If the default installation fails due to issues like library version mismatches or Python compatibility, it is recommended to use Option 2. After a successful installation, ensure you test by running import torch_tensorrt to confirm it works without errors. The import might fail if the tensorrt_llm installation overrides torch_tensorrt dependencies. Option 2 is particularly advisable if you prefer not to install tensorrt_llm and its associated dependencies.

Option 2: Link the TensorRT-LLM directly.

Another alternative is to load the libnvinfer_plugin_tensorrt_llm.so directly.

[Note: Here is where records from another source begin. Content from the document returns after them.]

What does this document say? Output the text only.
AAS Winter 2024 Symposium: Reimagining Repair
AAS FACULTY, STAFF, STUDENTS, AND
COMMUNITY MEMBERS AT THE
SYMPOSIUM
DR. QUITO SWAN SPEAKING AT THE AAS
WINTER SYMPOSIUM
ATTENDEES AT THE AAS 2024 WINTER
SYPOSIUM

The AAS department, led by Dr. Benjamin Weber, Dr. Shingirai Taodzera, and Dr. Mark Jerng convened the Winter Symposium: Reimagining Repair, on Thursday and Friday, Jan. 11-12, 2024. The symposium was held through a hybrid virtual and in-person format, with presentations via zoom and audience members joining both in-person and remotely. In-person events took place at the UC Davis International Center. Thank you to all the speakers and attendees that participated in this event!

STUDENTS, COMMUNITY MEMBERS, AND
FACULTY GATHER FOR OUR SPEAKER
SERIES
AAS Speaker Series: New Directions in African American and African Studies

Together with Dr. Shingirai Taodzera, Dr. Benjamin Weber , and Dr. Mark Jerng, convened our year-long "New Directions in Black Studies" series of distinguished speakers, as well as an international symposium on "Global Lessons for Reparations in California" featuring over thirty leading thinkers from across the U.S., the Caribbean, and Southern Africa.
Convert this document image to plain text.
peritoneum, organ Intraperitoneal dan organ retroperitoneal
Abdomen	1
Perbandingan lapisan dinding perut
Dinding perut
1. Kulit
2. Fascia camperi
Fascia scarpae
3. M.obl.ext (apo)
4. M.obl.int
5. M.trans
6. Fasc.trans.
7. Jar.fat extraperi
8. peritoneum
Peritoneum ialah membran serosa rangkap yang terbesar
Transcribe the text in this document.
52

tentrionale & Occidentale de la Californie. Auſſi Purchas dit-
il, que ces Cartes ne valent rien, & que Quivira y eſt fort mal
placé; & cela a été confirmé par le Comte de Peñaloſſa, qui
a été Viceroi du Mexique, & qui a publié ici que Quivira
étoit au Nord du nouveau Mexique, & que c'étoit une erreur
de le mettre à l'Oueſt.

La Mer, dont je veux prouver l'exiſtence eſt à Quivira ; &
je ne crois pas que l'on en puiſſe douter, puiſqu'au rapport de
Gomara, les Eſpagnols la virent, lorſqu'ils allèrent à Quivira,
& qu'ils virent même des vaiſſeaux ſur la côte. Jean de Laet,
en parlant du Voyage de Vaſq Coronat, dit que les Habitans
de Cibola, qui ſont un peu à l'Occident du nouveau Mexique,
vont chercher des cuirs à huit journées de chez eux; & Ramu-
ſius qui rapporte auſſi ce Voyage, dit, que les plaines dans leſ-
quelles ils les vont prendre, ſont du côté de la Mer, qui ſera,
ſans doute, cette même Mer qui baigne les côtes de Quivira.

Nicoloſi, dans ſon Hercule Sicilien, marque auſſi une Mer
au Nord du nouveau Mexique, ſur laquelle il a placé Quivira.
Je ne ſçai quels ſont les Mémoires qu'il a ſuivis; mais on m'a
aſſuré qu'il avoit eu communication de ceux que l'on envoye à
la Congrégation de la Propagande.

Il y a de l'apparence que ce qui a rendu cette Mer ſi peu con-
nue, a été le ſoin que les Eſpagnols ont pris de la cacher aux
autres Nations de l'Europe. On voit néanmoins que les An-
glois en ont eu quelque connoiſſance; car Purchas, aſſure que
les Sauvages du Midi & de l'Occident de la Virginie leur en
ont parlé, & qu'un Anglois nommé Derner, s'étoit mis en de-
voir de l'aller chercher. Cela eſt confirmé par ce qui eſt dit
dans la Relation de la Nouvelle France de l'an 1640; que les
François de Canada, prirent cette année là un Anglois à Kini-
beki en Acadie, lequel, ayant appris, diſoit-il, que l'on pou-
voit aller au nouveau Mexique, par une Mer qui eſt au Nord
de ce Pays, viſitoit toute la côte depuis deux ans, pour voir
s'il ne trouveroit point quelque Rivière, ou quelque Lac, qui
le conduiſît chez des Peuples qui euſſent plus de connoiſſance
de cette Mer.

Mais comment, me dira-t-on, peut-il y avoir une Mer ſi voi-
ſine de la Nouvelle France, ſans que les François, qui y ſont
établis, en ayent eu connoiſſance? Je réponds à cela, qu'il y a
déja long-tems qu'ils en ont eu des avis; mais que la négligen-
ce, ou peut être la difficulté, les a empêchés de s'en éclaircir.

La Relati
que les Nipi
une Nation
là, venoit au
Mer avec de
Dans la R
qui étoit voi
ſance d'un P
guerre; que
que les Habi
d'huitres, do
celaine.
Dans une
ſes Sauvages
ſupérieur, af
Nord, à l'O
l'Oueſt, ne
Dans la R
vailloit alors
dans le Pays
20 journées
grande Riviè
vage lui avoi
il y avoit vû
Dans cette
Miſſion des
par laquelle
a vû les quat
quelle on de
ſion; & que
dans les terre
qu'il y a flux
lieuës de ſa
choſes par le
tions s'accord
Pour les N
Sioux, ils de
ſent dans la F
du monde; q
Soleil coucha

You can do this by

  • Downloading the tensorrt_llm-0.16.0 wheel file from the NVIDIA python index.
  • Extract the wheel file to a directory and you can find the libnvinfer_plugin_tensorrt_llm.so library under tensorrt_llm/libs directory.
  • Please set the environment variable TRTLLM_PLUGINS_PATH to the above extracted path at the initialize_distributed_env() call.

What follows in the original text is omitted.